I am trying to understand the similarities and differences between the minimal polynomial and characteristic polynomial of Matrices.

  1. When are the minimal polynomial and characteristic polynomial the same
  2. When are they different
  3. What conditions (eigenvalues/eigenvectors/...) would imply 1 or 2
  4. Please tell me anything else about these two polynomials that is essential in comparing them.

Solution 1:

The minimal polynomial is quite literally the smallest (in the sense of divisibility) nonzero polynomial that the matrix satisfies. That is to say, if $A$ has minimal polynomial $m(t)$ then $m(A)=0$, and if $p(t)$ is a nonzero polynomial with $p(A)=0$ then $m(t)$ divides $p(t)$.

The characteristic polynomial, on the other hand, is defined algebraically. If $A$ is an $n \times n$ matrix then its characteristic polynomial $\chi(t)$ must have degree $n$. This is not true of the minimal polynomial.

It can be proved that if $\lambda$ is an eigenvalue of $A$ then $m(\lambda)=0$. This is reasonably clear: if $\vec v \ne 0$ is a $\lambda$-eigenvector of $A$ then $$m(\lambda) \vec v = m(A) \vec v = 0 \vec v = 0$$ and so $m(\lambda)=0$. The first equality here uses linearity and the fact that $A^n\vec v = \lambda^n \vec v$, which is an easy induction.

It can also be proved that $\chi(A)=0$. In particular that $m(t)\, |\, \chi(t)$.

So one example of when (1) occurs is when $A$ has $n$ distinct eigenvalues.
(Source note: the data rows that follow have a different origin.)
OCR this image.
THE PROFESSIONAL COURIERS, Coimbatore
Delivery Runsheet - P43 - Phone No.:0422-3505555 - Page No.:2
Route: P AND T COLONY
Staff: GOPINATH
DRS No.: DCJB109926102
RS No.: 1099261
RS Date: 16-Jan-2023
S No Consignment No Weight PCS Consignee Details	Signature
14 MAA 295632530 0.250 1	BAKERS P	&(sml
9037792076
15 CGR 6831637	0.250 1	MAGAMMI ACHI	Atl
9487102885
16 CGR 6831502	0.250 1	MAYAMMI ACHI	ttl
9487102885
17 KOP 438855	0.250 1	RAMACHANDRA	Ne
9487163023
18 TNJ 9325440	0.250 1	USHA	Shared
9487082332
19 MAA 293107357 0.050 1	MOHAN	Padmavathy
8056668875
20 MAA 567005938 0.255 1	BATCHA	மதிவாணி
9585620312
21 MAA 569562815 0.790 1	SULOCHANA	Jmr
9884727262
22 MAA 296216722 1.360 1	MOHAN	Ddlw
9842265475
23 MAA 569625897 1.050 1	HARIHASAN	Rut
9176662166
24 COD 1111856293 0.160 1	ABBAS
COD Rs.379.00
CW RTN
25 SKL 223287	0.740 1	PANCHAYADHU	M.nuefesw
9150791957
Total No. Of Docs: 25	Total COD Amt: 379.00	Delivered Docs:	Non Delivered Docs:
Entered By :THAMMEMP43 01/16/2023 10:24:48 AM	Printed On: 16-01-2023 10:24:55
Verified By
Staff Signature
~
If this is so then $m(t)$ has $n$ roots, so has degree $\ge n$; but it has degree $\le n$ because it divides $\chi(t)$. Thus they must be equal (since they're both monic, have the same roots and the same degree, and one divides the other).

A more complete characterisation of when (1) occurs (and when (2) occurs) can be gained by considering Jordan Normal Form; but I suspect that you've only just learnt about characteristic and minimal polynomials so I don't want to go into JNF.
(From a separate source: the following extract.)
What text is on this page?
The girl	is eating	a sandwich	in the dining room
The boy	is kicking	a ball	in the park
Let me know if there's anything else you'd like to know; I no doubt missed some things out.

Solution 2:

The minimal polynomial $m(t)$ is the smallest factor of the characteristic polynomial $f(t)$ such that if $A$ is the matrix, then we still have $m(A) = 0$. The only thing the characteristic polynomial measures is the algebraic multiplicity of an eigenvalue, whereas the minimal polynomial measures the size of the $A$-cycles that form the generalized eigenspaces (a.k.a. the size of the Jordan blocks). These facts can be summarized as follows.
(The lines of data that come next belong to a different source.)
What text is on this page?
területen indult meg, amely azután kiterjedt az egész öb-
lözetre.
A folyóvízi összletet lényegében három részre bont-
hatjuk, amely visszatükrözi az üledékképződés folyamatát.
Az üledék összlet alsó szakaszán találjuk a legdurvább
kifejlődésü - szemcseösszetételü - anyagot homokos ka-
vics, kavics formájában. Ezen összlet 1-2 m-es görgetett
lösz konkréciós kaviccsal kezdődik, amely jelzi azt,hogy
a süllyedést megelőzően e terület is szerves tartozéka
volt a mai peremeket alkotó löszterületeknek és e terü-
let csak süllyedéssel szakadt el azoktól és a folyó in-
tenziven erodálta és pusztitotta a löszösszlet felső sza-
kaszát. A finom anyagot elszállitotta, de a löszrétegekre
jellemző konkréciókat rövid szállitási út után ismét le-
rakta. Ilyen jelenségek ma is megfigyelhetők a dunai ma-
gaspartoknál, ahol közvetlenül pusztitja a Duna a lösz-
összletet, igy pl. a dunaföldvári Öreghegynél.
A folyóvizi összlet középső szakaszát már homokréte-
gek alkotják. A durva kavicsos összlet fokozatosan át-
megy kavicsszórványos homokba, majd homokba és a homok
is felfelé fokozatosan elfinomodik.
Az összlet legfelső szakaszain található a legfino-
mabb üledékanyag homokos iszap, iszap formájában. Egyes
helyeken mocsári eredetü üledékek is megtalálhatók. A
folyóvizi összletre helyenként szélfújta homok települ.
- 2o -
  • If $f(t)$ has a factor $(t - \lambda)^k$, this means that the eigenvalue $\lambda$ has $k$ linearly independent generalized eigenvectors.
  • If $m(t)$ has a factor $(t - \lambda)^p$, this means that the largest $A$-cycle of generalized eigenvectors contains $p$ elements; that is, the largest Jordan block for $\lambda$ is $p \times p$. Notice that this means that $A$ is only diagonalizable if $m(t)$ has only simple roots.
  • Thus $f(t) = m(t)$ if and only if each eigenvalue $\lambda$ corresponds to a single Jordan block, a.k.a each eigenvalue corresponds to a single minimal invariant subspace of generalized eigenvectors.
  • $f(t)$ and $m(t)$ differ if any eigenvalue has more than one Jordan block, a.k.a. if an eigenvalue has more than one generalized eigenspace.